Сегодня в вашем регионе слово «раса» нередко заменяется термином, который выполняет ту же самую стратегическую функцию, – словом «этнос». У «этноса» не больше научного смысла, чем у понятия «раса», однако он обладает не меньшей политической эффективностью, что и «раса» в XIX веке. История XIX века показывает, что любая диктатура нуждается в том, чтобы её мыслили как чистый продукт «природы», несомненно, низшей по отношению к тем, кто ей подчиняется. Разговор о «национальной идентичности» беларусов, то есть о том, какова их «природа», в полной мере сопровождал процесс установления диктатуры в современной Беларуси.
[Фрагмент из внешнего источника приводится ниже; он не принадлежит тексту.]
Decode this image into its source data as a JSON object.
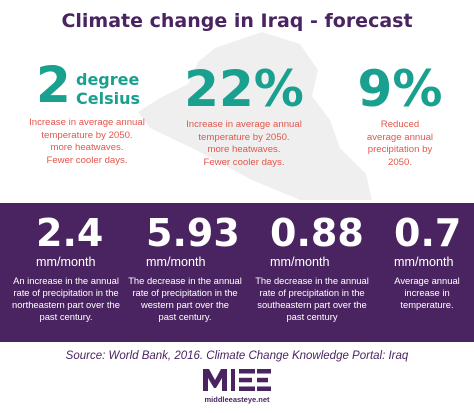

Сегодня эти разговоры не имеют другой цели, кроме как поддержания существующих представлений об обществе, так как имеется определённый стратегический интерес в том, чтобы заставить всё население думать, что природная специфика людей определяет их политическое единство: что нет необходимости в партиях, парламенте или прозрачных выборах. Исследования истории XIX века учат нас тому, что те, кого мы считаем подчинёнными народами, никогда не имели других прав, кроме как обладать «национальной идентичностью».
Насколько сегодня актуален анализ отношения между национализмом и расизмом? Есть ли специфика у этого отношения в нашем регионе и в Беларуси в частности? Насколько (где, в каких сферах жизни) понятия нации и расы работают в сегодняшней Франции (и Европе)?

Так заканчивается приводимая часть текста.